The language of the notice also created some confusion that was mentioned at the NABL conference.
"What people are tripping over is whose net profits or net profits of what," said Lauren Mack, a partner with Reyes Kurson in Chicago. "I think the language here created confusion over who or what that didn't exist in 97-13. I think that contributed to the problem."
The new safe harbors apply to management contracts entered into on or after August 22 of this year, but issuers may also use Rev Proc. 97-13 safe harbors for contracts entered into before August 18, 2017. Matthias Edrich, an attorney with Kutak Rock in Denver, questioned why Rev. Proc. 97-13 cannot live on past next August, while Perry Israel, who has a private practice in Sacramento, also expressed support for the 97-13 safe harbors.
"We're putting out rules, not revoking them," said Johanna Som de Cerff, senior technician reviewer in the IRS' office of chief counsel. "We try not to have multiple pieces in the reissuance area. In general, we push to incorporate everything into one document. At some point we want to put it all in one place."
"Our basic intent was to build on the foundation and look at private letter rulings and comments and try to broaden the safe harbors," she said.
Bond attorneys largely lauded the less restrictive safe harbors, but expressed questions regarding separate billing arrangements, the re-testing of an economic life of a contract and whether certain contracts under Rev. Proc. 97-13 will continue to be within the safe harbors of Rev. Proc. 2016-44.

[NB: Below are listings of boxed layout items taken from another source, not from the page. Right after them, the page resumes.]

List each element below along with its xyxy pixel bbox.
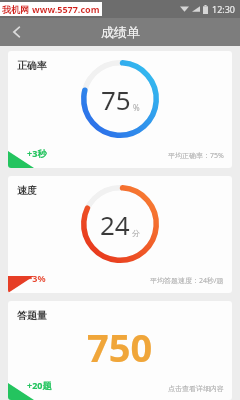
- staticText: 答题量: [17, 309, 47, 322]
- staticText: −3%: [27, 272, 46, 284]
- staticText: 点击查看详细内容: [168, 384, 224, 393]
- button[interactable]: 答题量: [8, 301, 232, 400]
- staticText: 分: [132, 228, 140, 238]
- staticText: 正确率: [17, 59, 47, 72]
- button[interactable]: 速度: [8, 176, 232, 293]
- staticText: 平均正确率：75%: [168, 151, 224, 161]
- staticText: 24: [100, 207, 130, 242]
- staticText: 我机网: [2, 4, 29, 15]
- staticText: 12:30: [212, 3, 236, 15]
- button[interactable]: Back: [0, 18, 34, 46]
- staticText: +3秒: [27, 147, 47, 159]
- staticText: %: [133, 102, 140, 113]
- staticText: 750: [87, 321, 153, 373]
- staticText: 75: [101, 82, 131, 117]
- staticText: www.5577.com: [32, 3, 100, 15]
- button[interactable]: 正确率: [8, 51, 232, 168]
- staticText: 成绩单: [101, 24, 140, 40]
- staticText: 速度: [17, 184, 37, 197]
- staticText: 平均答题速度：24秒/题: [150, 276, 224, 286]
- staticText: +20题: [27, 379, 52, 391]
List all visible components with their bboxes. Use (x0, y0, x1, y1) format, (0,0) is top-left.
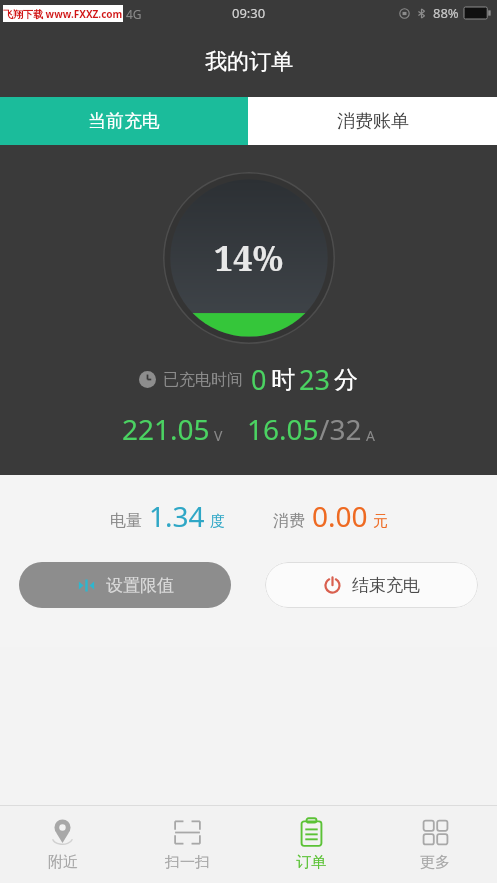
staticText: 88% (433, 4, 459, 22)
staticText: 14% (214, 235, 284, 281)
staticText: V (214, 426, 223, 445)
staticText: 消费 (273, 511, 305, 531)
staticText: 0.00 (312, 497, 368, 535)
staticText: 电量 (110, 511, 142, 531)
staticText: 221.05 (122, 410, 210, 448)
staticText: 09:30 (232, 4, 266, 22)
staticText: 扫一扫 (165, 853, 210, 872)
staticText: 订单 (296, 853, 326, 872)
button[interactable]: 结束充电 (265, 562, 478, 608)
staticText: 度 (210, 512, 225, 531)
staticText: 我的订单 (205, 48, 293, 76)
staticText: 设置限值 (106, 575, 174, 596)
staticText: 4G (126, 6, 142, 22)
button[interactable]: 当前充电 (0, 97, 248, 145)
staticText: 16.05 (247, 410, 319, 448)
staticText: 1.34 (149, 497, 205, 535)
staticText: 消费账单 (337, 110, 409, 133)
button[interactable]: Nearby (0, 806, 125, 883)
staticText: 已充电时间 (163, 370, 243, 390)
staticText: A (366, 426, 375, 445)
button[interactable]: More (373, 806, 497, 883)
staticText: 时 (271, 365, 295, 395)
staticText: 元 (373, 512, 388, 531)
staticText: 当前充电 (88, 110, 160, 133)
staticText: 分 (334, 365, 358, 395)
staticText: 飞翔下载 www.FXXZ.com (3, 7, 123, 21)
staticText: 23 (299, 361, 330, 398)
button[interactable]: 设置限值 (19, 562, 231, 608)
button[interactable]: Orders (249, 806, 373, 883)
staticText: /32 (319, 410, 362, 448)
button[interactable]: 消费账单 (248, 97, 497, 145)
staticText: 更多 (420, 853, 450, 872)
button[interactable]: Scan (125, 806, 249, 883)
staticText: 结束充电 (352, 575, 420, 596)
staticText: 0 (251, 361, 267, 398)
staticText: 附近 (48, 853, 78, 872)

The procedure includes three new requirements ensuring no private ownership or leases. A state or local government "must exercise a significant degree of control of the use of the managed property" and "must bear the risk of loss upon damage or destruction of the managed property," while the private party cannot take any depreciation or amortization, investment tax credit, or deduction for any rent payment for the property.